Bu geliştirme-iyileştirme ekibinin bir adı olmalı. Bu ekip kurum içinde bağımsız bir araştırmacı gibi hareket edip, tüm kurumun analizini tekrar yapmalı ve bunların tamamını geleceğe dönük bir proje geliştirme için yaptıklarını unutmamalı. Yani, yaptıkları tüm çalışmalar ileride kullanılacak veriler ortaya çıkaracaktır. Bu ekip aynı zamanda farklı düşünme yöntemlerini seven, sıradan durumların dışında işler yapmayı isteyen kişilerden kurulması halinde daha da başarılı olacaktır.
Aslında yaptıkları kurum içinde geniş çaplı arama konferansı türü bir çalışmadır. Bunun için bir marka danışmanından, yönetim danışmanından ya da bir araştırmacıdan destek almaları daha hızlı ve sağlıklı ilerlemelerini sağlayacaktır.

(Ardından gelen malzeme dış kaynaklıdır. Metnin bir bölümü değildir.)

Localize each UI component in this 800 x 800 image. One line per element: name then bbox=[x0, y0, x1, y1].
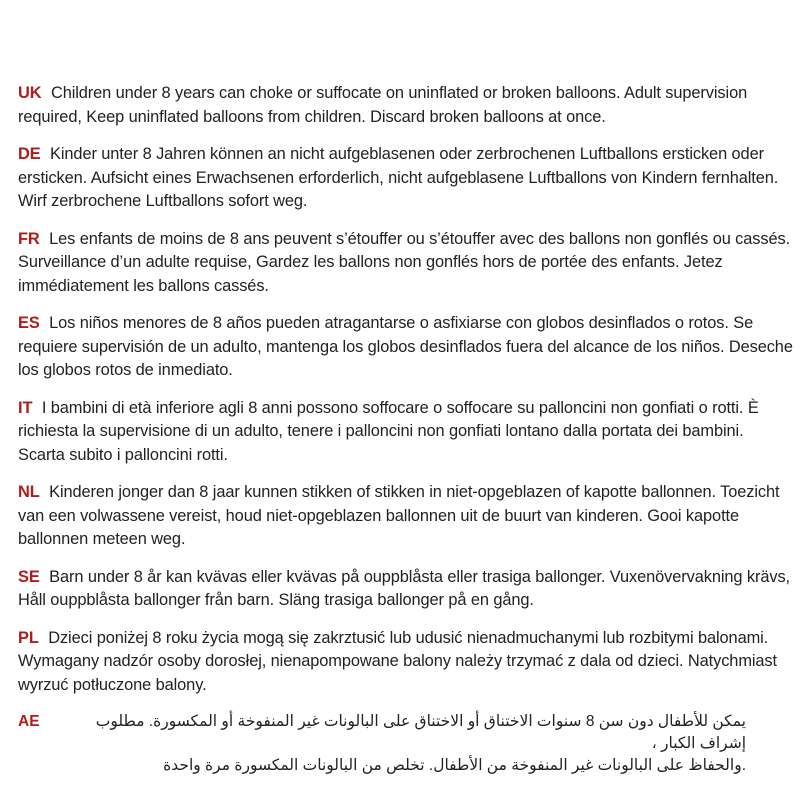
warning-ae bbox=[18, 711, 793, 777]
warning-text-fr: Les enfants de moins de 8 ans peuvent s’étouffer ou s’étouffer avec des ballons non gonflés ou cassés. Surveillance d’un adulte requise, Gardez les ballons non gonflés hors de portée des enfants. Jetez immédiatement les ballons cassés. bbox=[18, 229, 791, 295]
warning-text-ae-line1: يمكن للأطفال دون سن 8 سنوات الاختناق أو الاختناق على البالونات غير المنفوخة أو المكسورة. مطلوب إشراف الكبار ، bbox=[95, 713, 746, 752]
language-code-es: ES bbox=[18, 314, 40, 332]
warning-document bbox=[18, 82, 793, 777]
language-code-it: IT bbox=[18, 398, 33, 417]
warning-it bbox=[18, 397, 793, 468]
language-code-uk: UK bbox=[18, 84, 42, 102]
warning-de bbox=[18, 143, 793, 214]
warning-text-se: Barn under 8 år kan kvävas eller kvävas på ouppblåsta eller trasiga ballonger. Vuxenövervakning krävs, Håll ouppblåsta ballonger från barn. Släng trasiga ballonger på en gång. bbox=[18, 567, 790, 609]
warning-fr bbox=[18, 228, 793, 299]
language-code-se: SE bbox=[18, 567, 40, 586]
warning-uk bbox=[18, 82, 793, 129]
warning-text-uk: Children under 8 years can choke or suffocate on uninflated or broken balloons. Adult supervision required, Keep uninflated balloons from children. Discard broken balloons at once. bbox=[18, 84, 748, 126]
language-code-ae: AE bbox=[18, 713, 40, 730]
warning-text-de: Kinder unter 8 Jahren können an nicht aufgeblasenen oder zerbrochenen Luftballons ersticken oder ersticken. Aufsicht eines Erwachsenen erforderlich, nicht aufgeblasene Luftballons von Kindern fernhalten. Wirf zerbrochene Luftballons sofort weg. bbox=[18, 145, 779, 210]
warning-text-it: I bambini di età inferiore agli 8 anni possono soffocare o soffocare su palloncini non gonfiati o rotti. È richiesta la supervisione di un adulto, tenere i palloncini non gonfiati lontano dalla portata dei bambini. Scarta subito i palloncini rotti. bbox=[18, 398, 759, 464]
warning-es bbox=[18, 312, 793, 383]
warning-nl bbox=[18, 481, 793, 552]
language-code-nl: NL bbox=[18, 483, 40, 501]
warning-pl bbox=[18, 627, 793, 698]
warning-se bbox=[18, 566, 793, 613]
warning-text-nl: Kinderen jonger dan 8 jaar kunnen stikken of stikken in niet-opgeblazen of kapotte ballonnen. Toezicht van een volwassene vereist, houd niet-opgeblazen ballonnen uit de buurt van kinderen. Gooi kapotte ballonnen meteen weg. bbox=[18, 483, 780, 548]
warning-text-pl: Dzieci poniżej 8 roku życia mogą się zakrztusić lub udusić nienadmuchanymi lub rozbitymi balonami. Wymagany nadzór osoby dorosłej, nienapompowane balony należy trzymać z dala od dzieci. Natychmiast wyrzuć potłuczone balony. bbox=[18, 628, 777, 694]
warning-text-es: Los niños menores de 8 años pueden atragantarse o asfixiarse con globos desinflados o rotos. Se requiere supervisión de un adulto, mantenga los globos desinflados fuera del alcance de los niños. Deseche los globos rotos de inmediato. bbox=[18, 314, 793, 379]
warning-text-ae-line2: .والحفاظ على البالونات غير المنفوخة من الأطفال. تخلص من البالونات المكسورة مرة واحدة bbox=[163, 757, 746, 774]
language-code-fr: FR bbox=[18, 229, 40, 248]
language-code-de: DE bbox=[18, 145, 41, 163]
language-code-pl: PL bbox=[18, 628, 39, 647]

Tüm bu geliştirme ve iyileştirme çalışmaları sonrasında ortaya çıkan dokümanı, mevcut kriz hali ile karşılaştırıp, yeni bir analiz dönemi geçireceklerdir. Bu dönemde, ileriye dönük projeksiyon ile mevcut krizin yarattığı sorunlar, çözümler, iyi yönler, fırsatlar, hem SWOT, PEST hem de başka yöntemlerle karşılaştırılıp, aynı zamanda krizden çıkış yolunu da gösterme şansını yakalayabilirler.
Özellikle son yıllarda sıkça uygulamaya başladığımız tasarım odaklı düşünme ile üretim ve geliştirme, deneyimsel markalamaya geçiş bu dönemde bu ekibin en iyi uygulayacağı yöntemlerden biri olabilir. Böylece hem tüm kurum bu çalışmaya dahil olmuş olur hem de çalışanların düşünceleri yeniliklerin yaratılmasına yol açabilir.
Sonuç olarak, kurumlar-markalar krizi doğru değerlendirirlerse hem krizi en az zararla atlatma hem de kriz sonrası risklerin daha sağlıklı yönetilmesi için bu dönemi çok doğru değerlendirmiş ve krizden güçlenerek çıkmış olurlar.